To help you understand the responsibilities your business has under the regulations, this post highlights some of the responsibilities businesses have under the Anti-Money Laundering Regulations.
Customer due diligence means checking your customers are who they say they are. Your business will need to obtain the following as part of the customer due diligence checks:
- The customer’s name
- The customer’s photograph on an official identity document
- Their residential address
- Their date of birth
Typically, documents can include but are not limited to a passport, utility bill, bank statement and driving licence. It is also possible to use the electoral register and credit reference agencies to confirm the information you are given.

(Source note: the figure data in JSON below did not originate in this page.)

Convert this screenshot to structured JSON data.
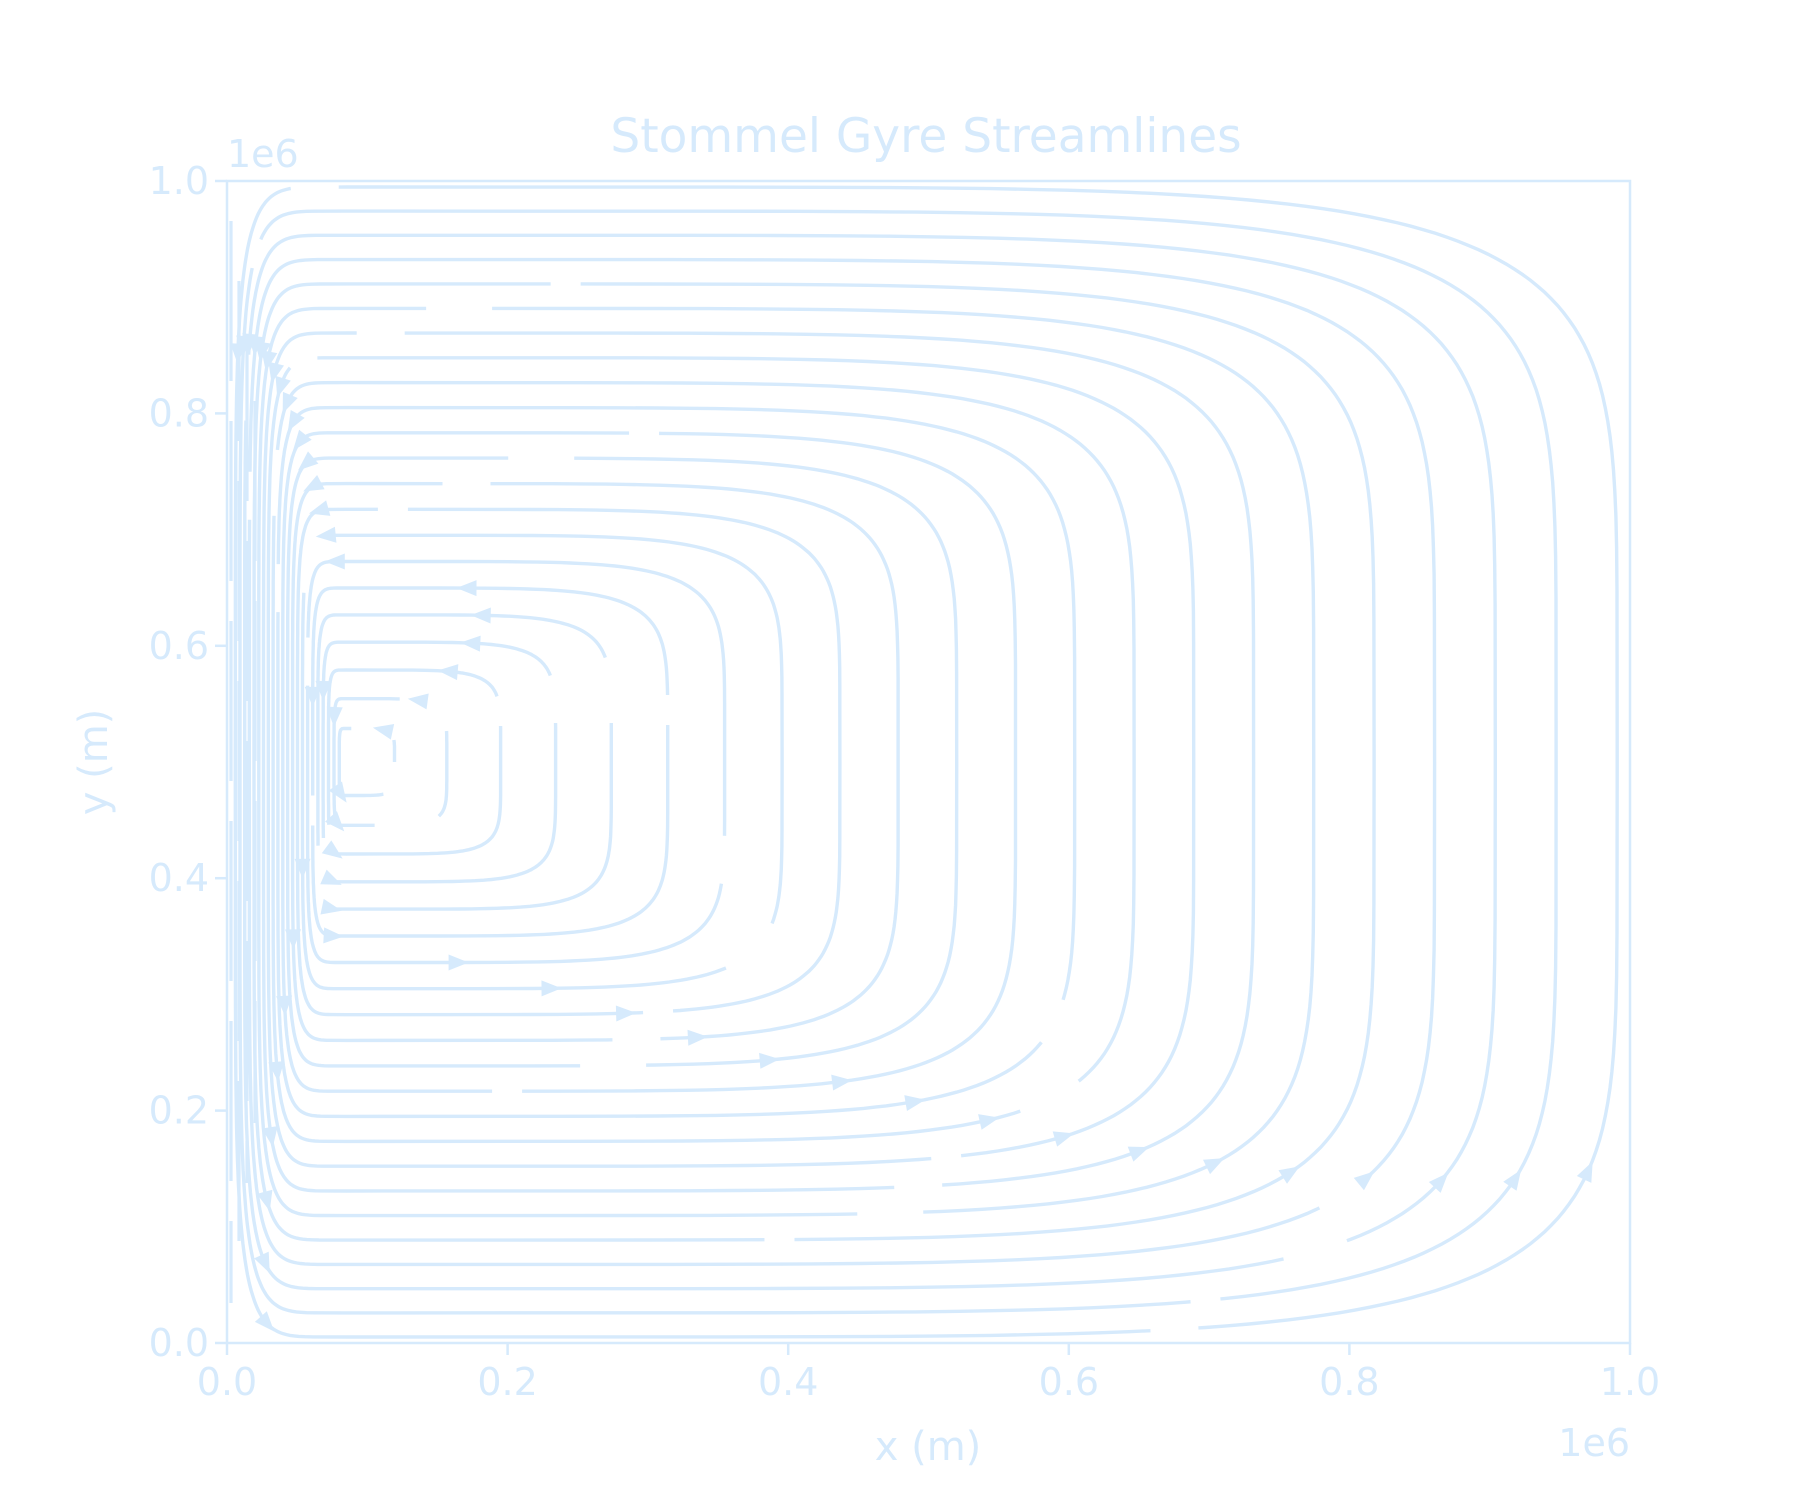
{
  "chart_data": {
    "type": "streamplot",
    "title": "Stommel Gyre Streamlines",
    "xlabel": "x (m)",
    "ylabel": "y (m)",
    "x_offset_label": "1e6",
    "y_offset_label": "1e6",
    "xlim": [
      0,
      1000000
    ],
    "ylim": [
      0,
      1000000
    ],
    "x_ticks": [
      0,
      200000,
      400000,
      600000,
      800000,
      1000000
    ],
    "x_tick_labels": [
      "0.0",
      "0.2",
      "0.4",
      "0.6",
      "0.8",
      "1.0"
    ],
    "y_ticks": [
      0,
      200000,
      400000,
      600000,
      800000,
      1000000
    ],
    "y_tick_labels": [
      "0.0",
      "0.2",
      "0.4",
      "0.6",
      "0.8",
      "1.0"
    ],
    "grid": false,
    "legend": "none",
    "circulation": "clockwise",
    "gyre_center": [
      85000,
      500000
    ],
    "x_intensification": "western",
    "streamline_count": 22,
    "color": "#d6eafc"
  }
}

If the customer you are dealing with is acting on behalf of another person, you need to identify the beneficial owner. For example, if your customer is a limited company, the beneficial owner is any person of significant control within the company.
When carrying out customer due diligence checks, if you have doubts about the customer’s identity, or who the beneficial owner is, you must stop dealing with them until you are satisfied.

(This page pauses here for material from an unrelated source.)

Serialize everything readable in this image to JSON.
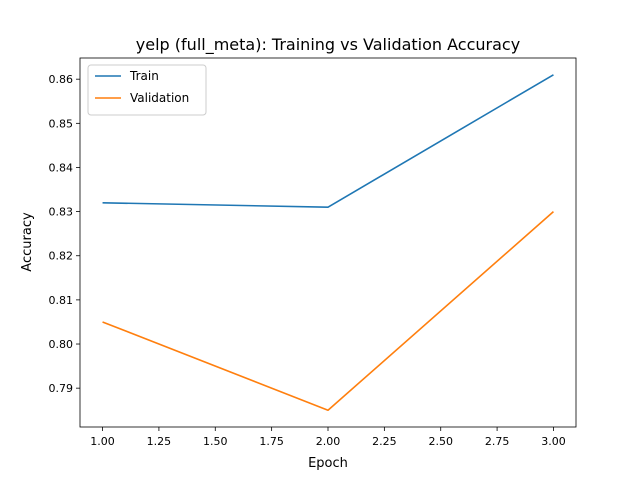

After carrying out the customer due diligence checks, you must ensure the information about the customer is kept up-to-date. If your customer’s details have changed, you will need to:
- Amend your risk assessment if their circumstances change
- Carry out further due diligence if needed
Before implementing internal controls, your business must first understand the risks it’s facing. To start, consider the following:
- Who your clients are
- The types of products and services they offer
- The jurisdictions they operate in
- Their delivery channels
- Their transactions
For example, it’s easier for fraudulent activity to occur if the business operates remotely; it’s easier to pass off fake documents during onboarding. However, if a business is carrying out face-to-face checks, it’s easier to verify that the documents are genuine and that photos accurately represent the person.
Once you’ve identified the risks, you need to:
- Build appropriate systems and controls to mitigate the risks
- Determine customer due diligence measures on a risk-sensitive basis
- Take into account situations and products which can present a higher risk of money laundering
Your business needs to have internal controls in place to protect itself from potential threats. The controls need to include a method of identifying a potential threat and the steps that need to be taken to prevent the threat from happening. Typically, the controls should include the following:
- Appointing a nominated officer and making sure employees know to report suspicious activity to them
- Designating a compliance officer if the business is large or complex
- Provide senior managers with regular information on money laundering risks
- Training employees on their money laundering responsibilities
- Document and update money laundering procedures
- Make sure money laundering is taken into account in the day-to-day running of the business
Anti-money laundering responsibilities can be complex and vary depending on the business. However, there are standard practices and procedures that can be adopted and implemented in any business that has to abide by the regulations. Some businesses may need to implement more comprehensive checks than those outlined above. So, it’s always best to check with governing bodies and organisations to ensure your business completes all the checks it should.